14 Mayıs 2013 Salı

Lisboa, cidade da tolerância


Asla ama asla baş ağrısı yaşamam ben. Asla. Cumartesi günü birden bire başım ağrımaya başladı. Hem de öyle bir ağrı ki daha önce yaşadığım hiçbir acı veya ağrıyla kıyaslanabilecek gibi değil. Ağrı eşiğimin oldukça yüksek olduğunu söylemeyi de borç bilirim. Herhalde, dedim, çok uyuduğum için. Bir ağrı kesici içtim. Diner gibi oldu. Janis ile dışarı çıktık güzel bir Lizbon havasının tadını çıkarmak için. Praça de Luís de Camões’e kadar yürüdük, orada Göksu ve Meltem’le buluşup oturduk biraz. Son dakikalarda ben titriyordum ama diğer herkes için sıcak bir yaz gününden farklı değildi. Bir terslik olduğunu gösteren ikinci sinyaldi bu da.
O gün Lizbon’un ne güzel bir şehir olduğunu tekrar anladım. “Tolerans Şehri” Bu duvar yazısı sonuna kadar gerçek. İşte sebebi de şu video.

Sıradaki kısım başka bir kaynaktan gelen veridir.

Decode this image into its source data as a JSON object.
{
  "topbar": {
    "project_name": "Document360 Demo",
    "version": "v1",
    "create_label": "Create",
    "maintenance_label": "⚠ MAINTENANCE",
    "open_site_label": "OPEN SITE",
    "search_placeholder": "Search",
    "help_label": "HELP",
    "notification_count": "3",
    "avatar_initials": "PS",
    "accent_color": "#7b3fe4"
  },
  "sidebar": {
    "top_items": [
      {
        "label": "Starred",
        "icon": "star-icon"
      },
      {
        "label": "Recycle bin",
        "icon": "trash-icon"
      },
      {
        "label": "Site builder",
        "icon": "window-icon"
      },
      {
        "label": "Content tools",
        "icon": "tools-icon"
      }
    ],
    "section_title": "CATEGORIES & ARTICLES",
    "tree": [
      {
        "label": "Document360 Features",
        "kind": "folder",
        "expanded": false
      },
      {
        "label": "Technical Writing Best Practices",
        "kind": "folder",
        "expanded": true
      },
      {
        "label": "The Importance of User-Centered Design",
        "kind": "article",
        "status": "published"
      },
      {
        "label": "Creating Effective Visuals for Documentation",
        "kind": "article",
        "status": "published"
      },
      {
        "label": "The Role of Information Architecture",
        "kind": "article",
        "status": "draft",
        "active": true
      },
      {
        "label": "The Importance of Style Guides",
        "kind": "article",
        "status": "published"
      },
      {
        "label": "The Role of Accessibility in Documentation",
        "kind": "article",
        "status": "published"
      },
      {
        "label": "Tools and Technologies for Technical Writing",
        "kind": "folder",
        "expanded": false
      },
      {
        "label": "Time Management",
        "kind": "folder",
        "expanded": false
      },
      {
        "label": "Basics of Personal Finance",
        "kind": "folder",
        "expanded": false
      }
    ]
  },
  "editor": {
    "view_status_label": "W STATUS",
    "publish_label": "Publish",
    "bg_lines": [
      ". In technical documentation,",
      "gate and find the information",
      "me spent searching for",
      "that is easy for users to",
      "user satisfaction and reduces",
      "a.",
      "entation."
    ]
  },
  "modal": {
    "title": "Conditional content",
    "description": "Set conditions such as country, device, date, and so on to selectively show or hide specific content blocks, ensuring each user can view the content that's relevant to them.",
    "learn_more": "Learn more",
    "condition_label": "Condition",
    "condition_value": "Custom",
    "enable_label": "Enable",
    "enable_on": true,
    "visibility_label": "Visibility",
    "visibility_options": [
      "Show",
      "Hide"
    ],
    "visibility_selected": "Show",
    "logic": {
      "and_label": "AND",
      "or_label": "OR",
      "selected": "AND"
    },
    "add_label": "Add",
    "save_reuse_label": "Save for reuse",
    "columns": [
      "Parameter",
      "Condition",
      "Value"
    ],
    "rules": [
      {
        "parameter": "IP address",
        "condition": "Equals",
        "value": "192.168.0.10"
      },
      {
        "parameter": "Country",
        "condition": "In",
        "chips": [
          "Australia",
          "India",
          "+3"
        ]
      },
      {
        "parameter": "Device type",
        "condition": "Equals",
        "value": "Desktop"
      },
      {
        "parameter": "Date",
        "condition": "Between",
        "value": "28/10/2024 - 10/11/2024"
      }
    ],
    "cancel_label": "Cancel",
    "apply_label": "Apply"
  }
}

Hayatta bir kere görülebilecek böyle bir gösterinin ardından eve geldik. Yetiştirmem gereken iki ödev vardı aslında ama gün boyunca ağırdan alıp ertelemiştim. Şimdi de yediğim soğuk ve rüzgar yüzünden hiç halim yoktu. Bir şekilde yaptım. Çok da zaman harcamamak gerekiyor aslında. Ateşimin yükseldiğini hissediyordum bir yandan da ve baş ağrım daha da beter haldeydi. Ev arkadaşımdan termometre aldım. 38.5 derece! Bir de ateş düşürücü içtim. Ve hemen uyudum.
Ertesi gün Gulbenkian’a gitme planlarım vardı. Gidemedim tabii ki. Pazar gününü evde yatarak geçirdim. Koca bir gün boyunca uyudum. Arada su içmek için uyandım, içemedim. Bugün yani pazartesi de tüm bunları düşününce “Eyvah! Acaba bademciklerim mi iltihaplandı?” dedim. İlkel bir inceleme yaptım ayna karşısında ve gerçekten öyle olmuş.
Tüm bunların yanında bir de sigarayla asla ayrılamayacağımızı fark ettim. İltihaplı bademcikler varken sigara olmamalıymış, ama ben bu kurala uyamadım. Ve nefret! Yarın antibiyotiğe başlıyorum. Birkaç günlüğüne elveda alkol.